W związku z 70. rocznicą rozpoczęcia akcji wysiedleńczej ludności polskiej (Saybusch Aktion), 22 i 23 września na terenie miasta Żywca odsłonięte zostały dwie tablice pamiątkowe. Pierwsza zlokalizowana został na budynku dawnej siedziby Towarzystwa Sportowego Sokół Żywiec (obecnie siedziba Miejskiego Centrum Kultury), gdzie znajdował się jeden z punktów zbiorczych. - Do Sokoła zabrano nas prostu z domu rodzinnego w Gilowicach. Byłam wtedy dzieckiem, ale to tej pory wszystko pamiętam. Szczególnie utkwił mi moment wypędzenia z domu rodzinnego. Moi rodzice mogli zabrać ze sobą jedynie drobny sprzęt, koce i ubrania oraz zapas żywności na trzy dni - powiedziała „Niedzieli na Podbeskidziu” Władysława Kłusak - świadek wydarzeń sprzed 70 laty. W budynku Sokoła hitlerowcy rejestrowali wszystkich mieszkańców i przydzielali im miejscowość, w której mieli później niewolniczo pracować. Po tej procedurze mieszkańcy z terenu całej Żywiecczyzny trafiali na bocznice kolejową w Zabłociu. Drugi punkt zbiorczy znajdował się właśnie w tej dzielnicy. W budynku, w którym obecnie zlokalizowane jest przedszkole, odsłonięta została druga tablica. Wysiedlenia z Żywiecczyzny trwały od 22 września do początku 1941 r. Odpowiedzialny za nie był obergruppenfuehrer SS Erich von dem Bach Zelewski, który osobiście objeżdżał wysiedlane wsie, a później witał niemieckich kolonistów. Jako pierwsi zostali wysiedleni mieszkańcy Jeleśni i Sopotni Małej. Mieszkańcy Żywiecczyzny przewożeni byli na Lubelszczyznę i Kielecczyznę. W ramach Saybusch Aktion Niemcy wysiedlili mieszkańców wsi z terenu całego powiatu żywieckiego. Wiele osób, zwłaszcza dzieci zmarło z głodu i wycieńczenia.
W 1945 r. część mieszkańców powróciło do swoich domostw. Zastali oni zniszczone i zrabowane gospodarstwa. Obie tablice pamiątkowe mają pokazać, że społeczność Żywiecczyzny pamięta o jednym z najtragiczniejszych momentów w historii regionu. Obie tablice zostały poświęcone przez ks. prał. Stanisława Kozieła, proboszcza żywieckiej parafii pw. św. Floriana w Żywcu-Zabłociu. Podczas odsłonięcia tablicy wspominał pierwszego proboszcza tej parafii ks. Stanisława Słonkę. Kapłan ten z narażeniem życia prowadził w księgach parafialnych zapisy na temat akcji wysiedleńczej. Z notatek wyłania obraz represji, który prowadzili hitlerowcy wobec mieszkańców Zabłocia - powiedział podczas uroczystości rocznicowych ks. Stanisław Kozieł.

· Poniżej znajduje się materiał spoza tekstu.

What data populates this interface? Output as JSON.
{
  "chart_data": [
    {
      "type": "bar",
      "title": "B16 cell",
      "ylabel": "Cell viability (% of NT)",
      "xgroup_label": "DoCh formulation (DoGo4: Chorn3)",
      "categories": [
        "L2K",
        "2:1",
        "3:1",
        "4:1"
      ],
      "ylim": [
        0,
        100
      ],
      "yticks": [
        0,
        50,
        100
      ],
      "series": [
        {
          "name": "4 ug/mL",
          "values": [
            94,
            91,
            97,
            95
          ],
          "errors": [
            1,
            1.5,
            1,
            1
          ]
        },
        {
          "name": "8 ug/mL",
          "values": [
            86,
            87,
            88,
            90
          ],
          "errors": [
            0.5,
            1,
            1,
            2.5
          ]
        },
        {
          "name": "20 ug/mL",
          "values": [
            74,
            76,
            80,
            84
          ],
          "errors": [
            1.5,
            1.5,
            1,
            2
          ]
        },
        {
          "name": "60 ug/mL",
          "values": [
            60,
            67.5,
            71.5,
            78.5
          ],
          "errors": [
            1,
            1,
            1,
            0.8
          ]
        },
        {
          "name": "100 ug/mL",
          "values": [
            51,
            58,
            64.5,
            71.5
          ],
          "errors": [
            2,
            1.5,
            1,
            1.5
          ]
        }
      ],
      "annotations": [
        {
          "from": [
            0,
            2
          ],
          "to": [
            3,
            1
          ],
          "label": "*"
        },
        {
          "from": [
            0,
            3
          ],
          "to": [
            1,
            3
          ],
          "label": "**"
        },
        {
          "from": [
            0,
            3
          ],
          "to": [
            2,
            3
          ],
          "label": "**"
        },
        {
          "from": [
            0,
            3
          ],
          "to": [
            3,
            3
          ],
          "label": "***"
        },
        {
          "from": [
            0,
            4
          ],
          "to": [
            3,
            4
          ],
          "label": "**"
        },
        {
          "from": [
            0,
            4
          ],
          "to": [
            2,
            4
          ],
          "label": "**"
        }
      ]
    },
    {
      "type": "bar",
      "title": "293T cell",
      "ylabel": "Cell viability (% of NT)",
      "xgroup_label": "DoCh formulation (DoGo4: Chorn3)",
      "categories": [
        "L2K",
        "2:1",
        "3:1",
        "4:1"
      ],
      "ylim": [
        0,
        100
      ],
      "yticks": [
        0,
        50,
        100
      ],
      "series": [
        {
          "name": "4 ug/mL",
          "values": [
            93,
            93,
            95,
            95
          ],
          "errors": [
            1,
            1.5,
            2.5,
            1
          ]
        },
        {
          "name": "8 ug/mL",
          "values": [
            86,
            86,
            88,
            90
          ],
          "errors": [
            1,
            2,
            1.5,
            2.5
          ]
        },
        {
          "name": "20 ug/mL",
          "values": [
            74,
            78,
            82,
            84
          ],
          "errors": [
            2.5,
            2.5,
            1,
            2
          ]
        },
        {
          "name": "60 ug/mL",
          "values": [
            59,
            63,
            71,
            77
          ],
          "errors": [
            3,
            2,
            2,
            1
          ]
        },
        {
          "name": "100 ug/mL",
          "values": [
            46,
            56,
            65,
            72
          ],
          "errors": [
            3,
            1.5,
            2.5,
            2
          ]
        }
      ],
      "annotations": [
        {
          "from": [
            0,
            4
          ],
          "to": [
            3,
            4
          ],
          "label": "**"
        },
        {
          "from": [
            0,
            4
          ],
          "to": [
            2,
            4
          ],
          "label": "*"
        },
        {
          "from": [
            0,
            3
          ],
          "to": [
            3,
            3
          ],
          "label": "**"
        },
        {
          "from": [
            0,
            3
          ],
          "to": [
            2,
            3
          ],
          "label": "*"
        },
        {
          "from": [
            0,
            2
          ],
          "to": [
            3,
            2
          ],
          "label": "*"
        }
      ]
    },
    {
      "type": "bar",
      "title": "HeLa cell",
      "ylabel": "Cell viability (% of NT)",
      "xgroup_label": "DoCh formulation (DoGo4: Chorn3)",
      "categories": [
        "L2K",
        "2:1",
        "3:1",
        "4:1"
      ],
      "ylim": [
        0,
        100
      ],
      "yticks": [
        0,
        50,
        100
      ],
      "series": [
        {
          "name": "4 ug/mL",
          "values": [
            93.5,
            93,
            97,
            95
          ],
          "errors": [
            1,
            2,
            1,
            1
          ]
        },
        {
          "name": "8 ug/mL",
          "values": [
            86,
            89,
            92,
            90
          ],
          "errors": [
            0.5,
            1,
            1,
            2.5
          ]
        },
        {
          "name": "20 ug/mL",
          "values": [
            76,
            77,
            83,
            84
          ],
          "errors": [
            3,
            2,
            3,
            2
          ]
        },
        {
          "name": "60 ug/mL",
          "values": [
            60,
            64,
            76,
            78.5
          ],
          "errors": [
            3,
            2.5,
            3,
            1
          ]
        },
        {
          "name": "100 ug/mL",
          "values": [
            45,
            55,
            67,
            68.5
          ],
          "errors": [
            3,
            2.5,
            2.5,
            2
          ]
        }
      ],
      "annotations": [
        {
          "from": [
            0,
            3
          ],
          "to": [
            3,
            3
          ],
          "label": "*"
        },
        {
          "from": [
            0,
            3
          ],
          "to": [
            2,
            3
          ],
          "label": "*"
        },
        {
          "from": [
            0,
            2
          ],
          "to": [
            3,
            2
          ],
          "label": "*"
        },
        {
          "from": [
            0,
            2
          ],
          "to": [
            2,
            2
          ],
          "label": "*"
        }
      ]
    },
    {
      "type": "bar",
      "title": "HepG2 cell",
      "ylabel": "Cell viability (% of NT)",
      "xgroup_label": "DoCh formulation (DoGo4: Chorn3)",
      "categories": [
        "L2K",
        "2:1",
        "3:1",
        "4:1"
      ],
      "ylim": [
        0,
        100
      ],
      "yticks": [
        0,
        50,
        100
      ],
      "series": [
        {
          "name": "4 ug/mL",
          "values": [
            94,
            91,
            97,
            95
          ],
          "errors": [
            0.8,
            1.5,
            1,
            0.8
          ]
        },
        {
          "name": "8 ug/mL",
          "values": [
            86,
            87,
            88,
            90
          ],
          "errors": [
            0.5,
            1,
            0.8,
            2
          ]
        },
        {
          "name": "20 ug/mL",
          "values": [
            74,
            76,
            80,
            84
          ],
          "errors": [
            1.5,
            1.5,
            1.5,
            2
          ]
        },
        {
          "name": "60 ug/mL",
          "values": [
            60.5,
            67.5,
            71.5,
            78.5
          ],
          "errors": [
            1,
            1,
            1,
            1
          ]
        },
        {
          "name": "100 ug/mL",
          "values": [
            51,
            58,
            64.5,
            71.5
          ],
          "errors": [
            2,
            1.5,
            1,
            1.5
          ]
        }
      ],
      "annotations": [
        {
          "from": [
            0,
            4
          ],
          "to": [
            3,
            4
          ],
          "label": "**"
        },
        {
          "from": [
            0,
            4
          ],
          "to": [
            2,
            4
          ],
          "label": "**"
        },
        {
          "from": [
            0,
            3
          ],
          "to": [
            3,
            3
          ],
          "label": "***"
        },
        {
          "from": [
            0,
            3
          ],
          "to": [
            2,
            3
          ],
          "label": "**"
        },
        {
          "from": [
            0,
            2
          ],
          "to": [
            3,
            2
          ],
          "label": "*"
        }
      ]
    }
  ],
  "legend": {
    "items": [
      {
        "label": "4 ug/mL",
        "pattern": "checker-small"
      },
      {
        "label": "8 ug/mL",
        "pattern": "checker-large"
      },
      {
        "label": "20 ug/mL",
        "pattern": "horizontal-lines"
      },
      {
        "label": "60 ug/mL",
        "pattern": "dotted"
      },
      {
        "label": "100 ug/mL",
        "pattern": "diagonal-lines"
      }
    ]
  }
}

Tablice były jednym z elementów upamiętniających ofiary Saybusch Aktion. W ramach uroczystości rocznicowych 22 września w Muzeum Miejskim otwarto wystawę pt. „70. rocznica wysiedleń z Żywiecczyzny”. Na ekspozycji można zobaczyć dokumenty, zdjęcia obrazujące te jedne z najtragiczniejszych wydarzeń w historii regionu. Ekspozycja została przygotowana przez Instytut Pamięci Narodowej w Katowicach.